Growing Excitement At the Bucyrus Campus
While the outdoor garden beds at the Bucyrus Campus were covered in snow, two indoor Flex Farms hydroponic units inside its Green Corridor were hard at work on food production well ahead of the traditional planting season.
The new system, set up in late February, is growing greens, herbs and other plants for the kitchens at both campuses to use in meal preparation.
It’s the same system in use at Northcott Neighborhood House, which provides up to 25 pounds of salad greens every four weeks.
Once seeds, planted in seed trays in a separate grow light unit, reach proper size, the seedlings are transplanted into the root chambers of the units’ 6-foot grow walls. They receive nutrients and water pumped through the walls. An LED light tower stands in for the sun, providing a steady source of photo energy.
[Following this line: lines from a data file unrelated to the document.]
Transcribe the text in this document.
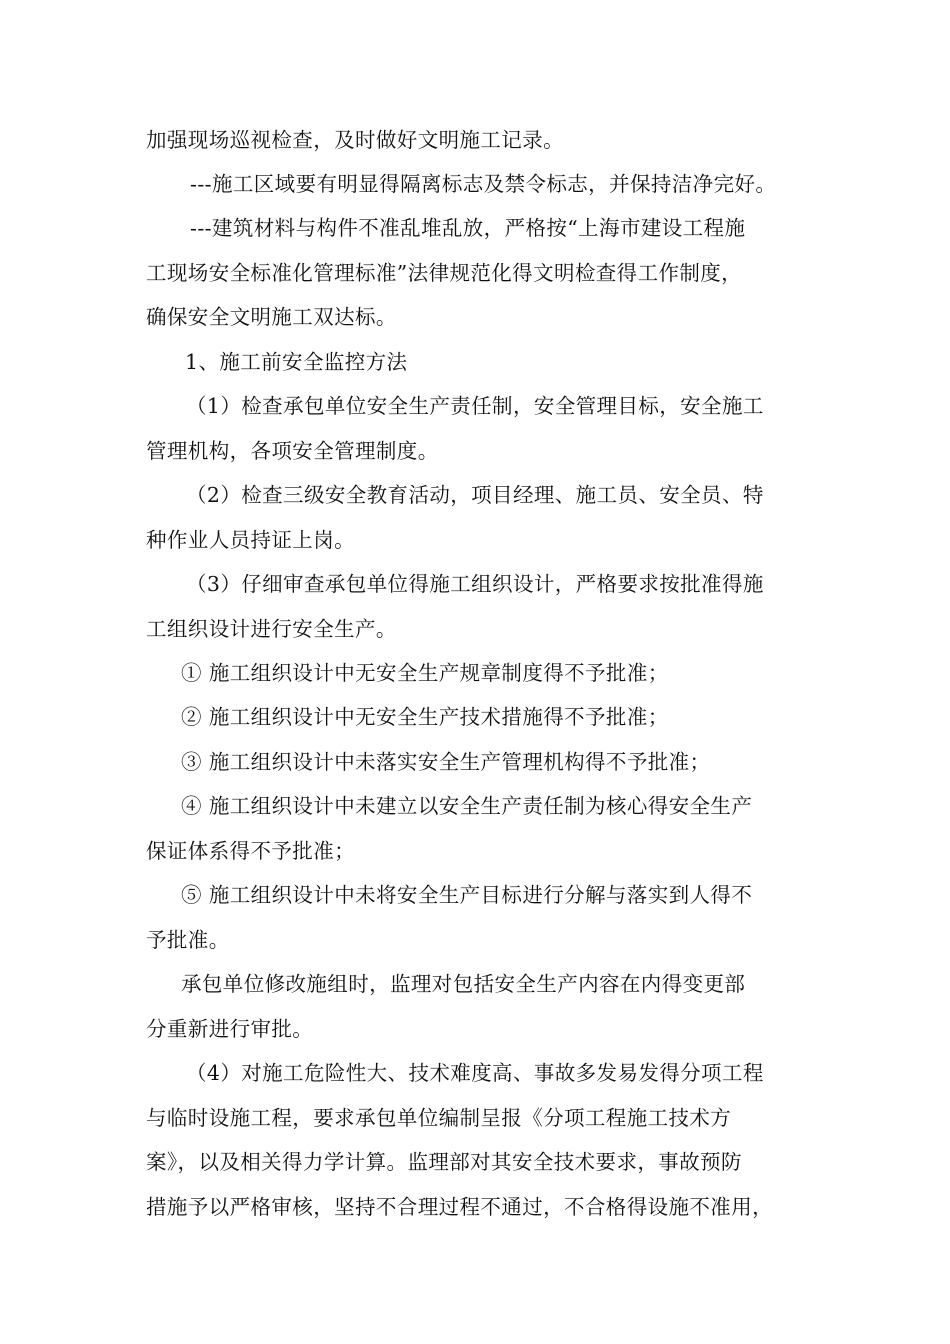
加强现场巡视检查，及时做好文明施工记录。
---施工区域要有明显得隔离标志及禁令标志，并保持洁净完好。
---建筑材料与构件不准乱堆乱放，严格按“上海市建设工程施
工现场安全标准化管理标准”法律规范化得文明检查得工作制度，
确保安全文明施工双达标。
1、施工前安全监控方法
（1）检查承包单位安全生产责任制，安全管理目标，安全施工
管理机构，各项安全管理制度。
（2）检查三级安全教育活动，项目经理、施工员、安全员、特
种作业人员持证上岗。
（3）仔细审查承包单位得施工组织设计，严格要求按批准得施
工组织设计进行安全生产。
① 施工组织设计中无安全生产规章制度得不予批准；
② 施工组织设计中无安全生产技术措施得不予批准；
③ 施工组织设计中未落实安全生产管理机构得不予批准；
④ 施工组织设计中未建立以安全生产责任制为核心得安全生产
保证体系得不予批准；
⑤ 施工组织设计中未将安全生产目标进行分解与落实到人得不
予批准。
承包单位修改施组时，监理对包括安全生产内容在内得变更部
分重新进行审批。
（4）对施工危险性大、技术难度高、事故多发易发得分项工程
与临时设施工程，要求承包单位编制呈报《分项工程施工技术方
案》，以及相关得力学计算。监理部对其安全技术要求，事故预防
措施予以严格审核，坚持不合理过程不通过，不合格得设施不准用，
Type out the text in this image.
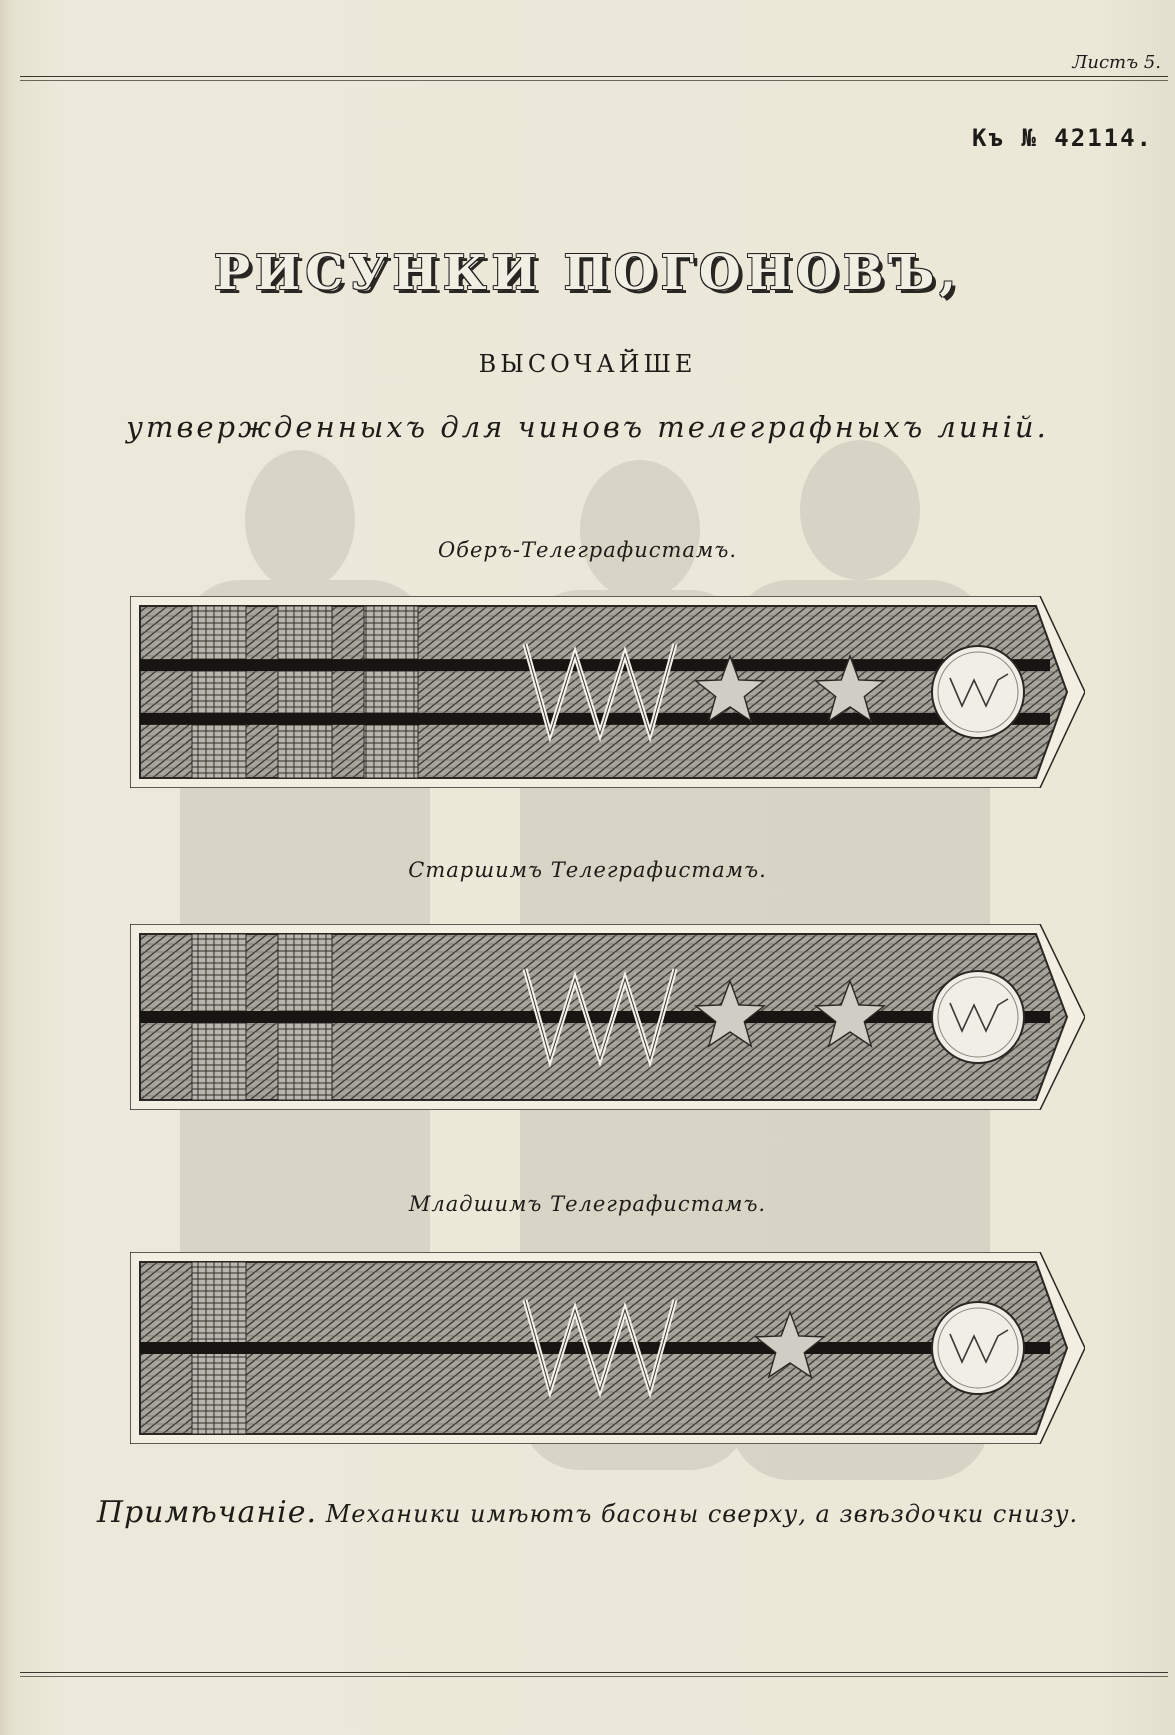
Листъ 5.
Къ № 42114.
РИСУНКИ ПОГОНОВЪ,
ВЫСОЧАЙШЕ
утвержденныхъ для чиновъ телеграфныхъ линiй.
Оберъ-Телеграфистамъ.
Старшимъ Телеграфистамъ.
Младшимъ Телеграфистамъ.
Примѣчанiе. Механики имѣютъ басоны сверху, а звѣздочки снизу.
The Flex Farms system was created by Alex Tyink of Green Bay. Unlike most hydroponics systems, its vertical grow-walls close around the light tower, to maximize the amount of photo energy the plants receive, notes Katherine Keller. As manager of the new playgarden, Katherine oversees the Flex Farms system as well as the outdoor garden beds, and conducts lessons for the childcare classrooms to teach children where food comes from.
The grow walls will be opened only for planting, harvesting, and in between, for viewing the plants’ progress, regulating the water’s mineral content and pH level.
The Green Corridor is an interior hallway with windows looking out over the playgarden outside to the east. Windows along the hall’s other side look into the art room. Both children and adult clients will have plenty of opportunities to see where some of the fresh food for their lunches is grown… and to remind them of the daily miracle involved in food production.